The turquoise killifish (Nothobranchius furzeri) is known for its vibrant colors and ability to thrive in temporary freshwater pools in African savannas. As the shortest-lived vertebrates bred in captivity, killifish exhibit rapid aging and provide an ideal model for studying accelerated aging.
The researchers conducted an extensive study of proteostasis in the brains of aging killifish. They compared young, adult, and old fish, examining various factors such as amino acid concentrations, transfer RNA levels, messenger RNA (mRNA), proteins, and more.

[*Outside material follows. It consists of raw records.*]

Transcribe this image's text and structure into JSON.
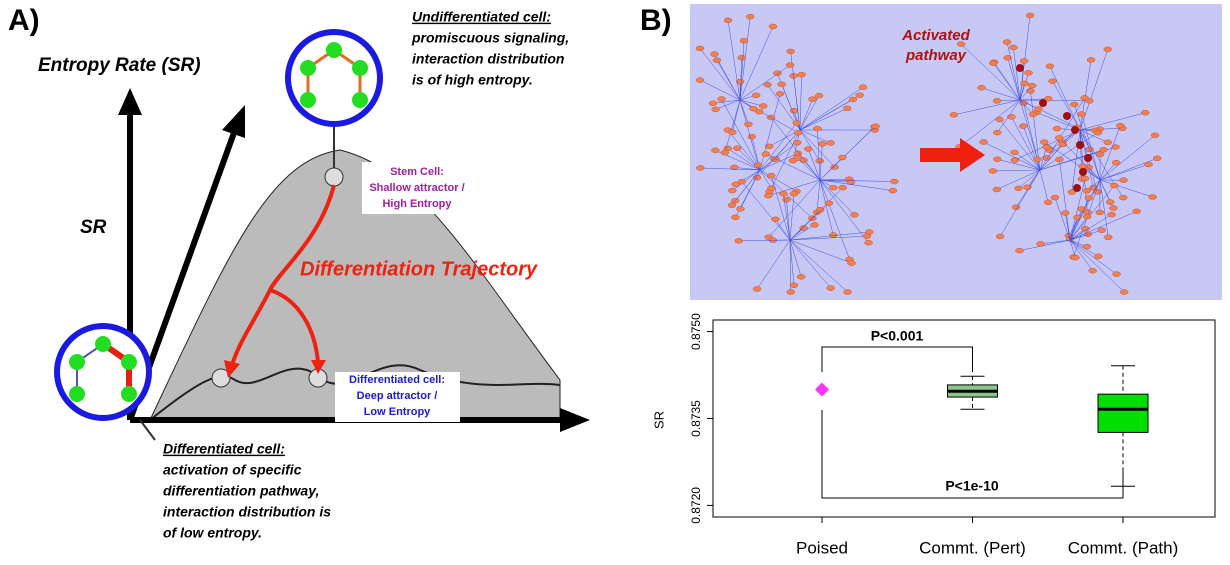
{
  "panel_a": {
    "label": "A)",
    "y_axis_title": "Entropy Rate (SR)",
    "axis_label": "SR",
    "top_note": [
      "Undifferentiated cell:",
      "promiscuous signaling,",
      "interaction distribution",
      "is of high entropy."
    ],
    "stem_cell": [
      "Stem Cell:",
      "Shallow attractor /",
      "High Entropy"
    ],
    "trajectory": "Differentiation Trajectory",
    "diff_cell": [
      "Differentiated cell:",
      "Deep attractor /",
      "Low Entropy"
    ],
    "bottom_note": [
      "Differentiated cell:",
      "activation of specific",
      "differentiation pathway,",
      "interaction distribution is",
      "of low entropy."
    ]
  },
  "panel_b": {
    "label": "B)",
    "pathway_label": [
      "Activated",
      "pathway"
    ]
  },
  "chart_data": {
    "type": "box",
    "ylabel": "SR",
    "categories": [
      "Poised",
      "Commt. (Pert)",
      "Commt. (Path)"
    ],
    "points": [
      0.874,
      null,
      null
    ],
    "boxes": [
      null,
      {
        "whislo": 0.87366,
        "q1": 0.87387,
        "med": 0.87397,
        "q3": 0.87408,
        "whishi": 0.87423
      },
      {
        "whislo": 0.87233,
        "q1": 0.87326,
        "med": 0.87366,
        "q3": 0.87392,
        "whishi": 0.87441
      }
    ],
    "colors": [
      "#ff33ff",
      "#8ac88a",
      "#00e000"
    ],
    "ylim": [
      0.8718,
      0.8752
    ],
    "yticks": [
      {
        "value": 0.872,
        "label": "0.8720"
      },
      0.8735,
      {
        "value": 0.875,
        "label": "0.8750"
      }
    ],
    "annotations": [
      "P<0.001",
      "P<1e-10"
    ]
  }
}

Proteostasis maintains a balance between protein synthesis, degradation, and preventing harmful protein aggregations within cells. Dysfunctional proteostasis is linked to aging hallmarks and neurodegenerative diseases like Alzheimer's disease.
Frydman's laboratory investigates how cells maintain proteostasis, especially focusing on the effects of aging in simple organisms like yeast and roundworms. This new study confirms that similar aging processes occur in more complex vertebrates like killifish—potentially extending to humans as well.
"Aging manifests various problems across mechanistic, cellular, and organ levels," Frydman said. "However, all these processes are protein-mediated."
The team identified the disruption at a critical stage of protein synthesis called translation elongation. During this phase, ribosomes translate mRNA into proteins by adding amino acids sequentially. In aging fish brains, the researchers observed stalling and collisions of ribosomes, which resulted in reduced protein levels and aggregation.
"Our findings show that changes in ribosome movement along mRNA impact protein homeostasis significantly," said Jae Ho Lee, co-lead author who conducted this research as a postdoctoral scholar at the Frydman lab. He is now an assistant professor at Stony Brook University.
This discovery also explains "protein-transcript decoupling," where changes in mRNA levels no longer correlate with protein levels during aging. Many affected proteins are crucial for genome maintenance and integrity, which decline with age.
"Understanding why protein production becomes faulty with age offers a rationale for other aging-related malfunctions," said Frydman. "Identifying the root cause is essential to addressing the problem effectively."
The next step for researchers will be to explore how ribosome dysfunction affects age-related neurodegenerative disorders in humans, and whether treatments targeting translation efficiency or ribosome quality can restore proteostasis and delay cognitive decline.
"This research provides new insights into protein biogenesis, function, and homeostasis while offering a potential target for intervention in aging-related diseases," said Lee.
Additionally, the research team is investigating factors contributing to age-related cognitive impairment and how modifying these processes could influence longevity across different species.